Methylene blue can work quickly and effectively. It plays a key role in one of the secondary pathways our bodies use to reduce methemoglobin. In this pathway, an enzyme (a type of protein in our bodies that speeds up chemical reactions) called NADPH-MetHb reductase, changes methylene blue to leukomethylene blue using a source of energy from one of our body’s processes called the G6PD-dependent hexose monophosphate shunt. Leukomethylene blue then helps to change the methemoglobin back to the normal hemoglobin. If treatment with methylene blue is necessary, it is usually used when methemoglobin levels exceed 20-30%, or if the person is showing symptoms of the disease. Decisions should be based on the person’s symptoms rather than waiting for lab result confirmations.

Methylene blue has some side effects you should be aware of. It can change the color of your urine to green or blue, which is harmless, but can be startling if you’re not expecting it. More serious side effects include methemoglobinemia or hemolysis (breaking down of red blood cells), especially with high doses or if it’s not properly broken down in your body. Plus, methylene blue can increase the risk of serotonin syndrome, a group of symptoms like restlessness and rapid heartbeat, in people taking certain medications. Newborn babies, who are very sensitive to agents that cause oxidation (a chemical reaction that can produce free radicals, leading to chain reactions that may damage cells), and people who are pregnant should also be careful with methylene blue.

In people with a genetic disorder called G6PD-deficiency, which reduced levels of an important type of protein, using methylene blue can be controversial. However, it’s not strictly forbidden, and should be used carefully. G6PD deficient patients can often still respond adequately to the treatment, and denial of treatment based on this alone is not advised.

If methylene blue doesn’t work after the second dose, it might be because of underlying conditions like G6PD and NADPH-MetHb reductase deficiency. However, just having methemoglobinemia is no reason to check for these conditions on its own. When methylene blue can’t be used or isn’t effective, other options might include ascorbic acid (also known as Vitamin C), exchange transfusion (a method of removing the patient’s blood and replacing it with fresh donor blood or plasma), or hyperbaric oxygen therapy (inhaling pure oxygen in a pressurized room or tube).

In particular, high doses of ascorbic acid could be used to treat methemoglobinemia, but this isn’t the usual course of treatment because it isn’t generally effective. Furthermore, high doses of ascorbic acid could lead to side effects like increased excretion of a substance called oxalate in urine, potentially causing kidney failure if the person already has kidney problems.

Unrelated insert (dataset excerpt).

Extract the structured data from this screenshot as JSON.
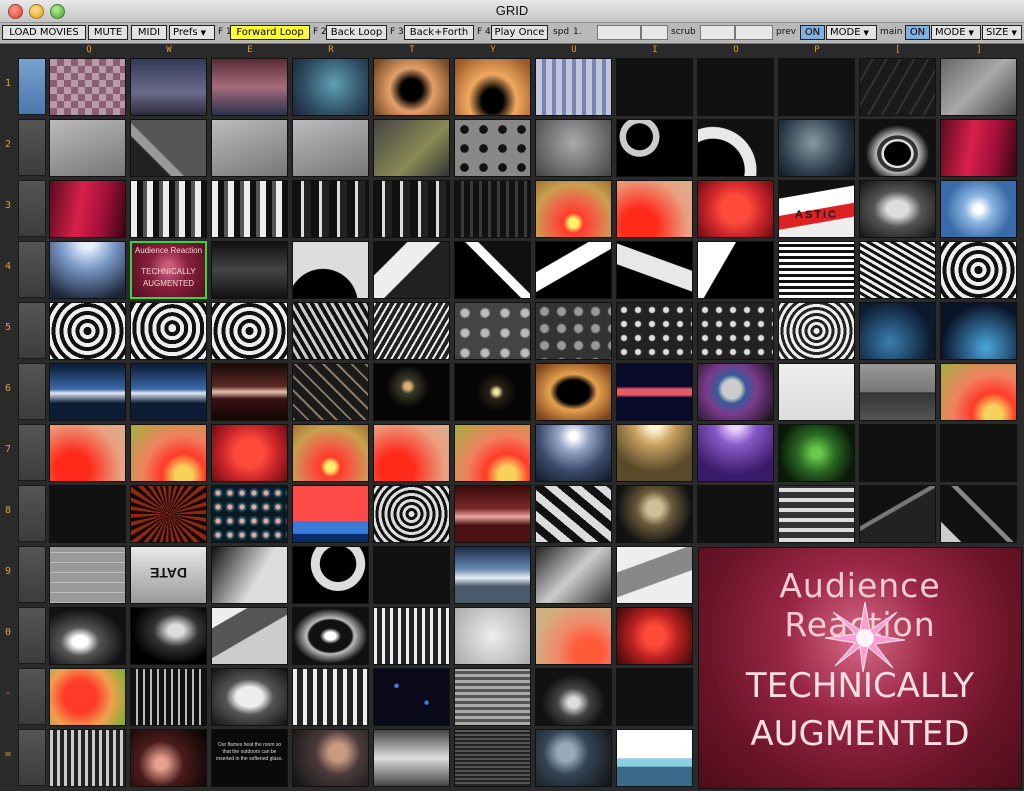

What else can Methemoglobinemia be?

In diagnosing the symptom of cyanosis, which is blue or purplish discoloration of the skin or mucous membranes due to low levels of oxygen in the blood, doctors might consider the following conditions:

• Anemia
• Asthma
• Congestive heart failure
• Cyanotic congenital heart disease (a heart defect present at birth)
• Peripheral cyanosis (bluish discoloration of the skin, often affecting the hands or feet)
• Polycythemia (an excess of red blood cells)
• Sulfhemoglobinemia (a rare condition that affects red blood cell functionality)

If someone is experiencing a bluish skin discoloration, it might also be helpful for doctors to consider the following conditions:

• Acrodermatitis enteropathica (a disorder causing skin rashes)
• Amiodarone-induced skin pigmentation (skin discoloration caused by a specific medication)
• Argyria (a skin condition caused by excessive exposure to chemical compounds of the element silver)

What to expect with Methemoglobinemia

Generally, people with methemoglobinemia, a condition that affects the oxygen-carrying capability of red blood cells, react positively to treatment and can be sent home after a short period of monitoring. If a person continues to show symptoms after the initial treatment, or if their other existing health conditions become worse, they may need to be admitted to the hospital for further observation and care.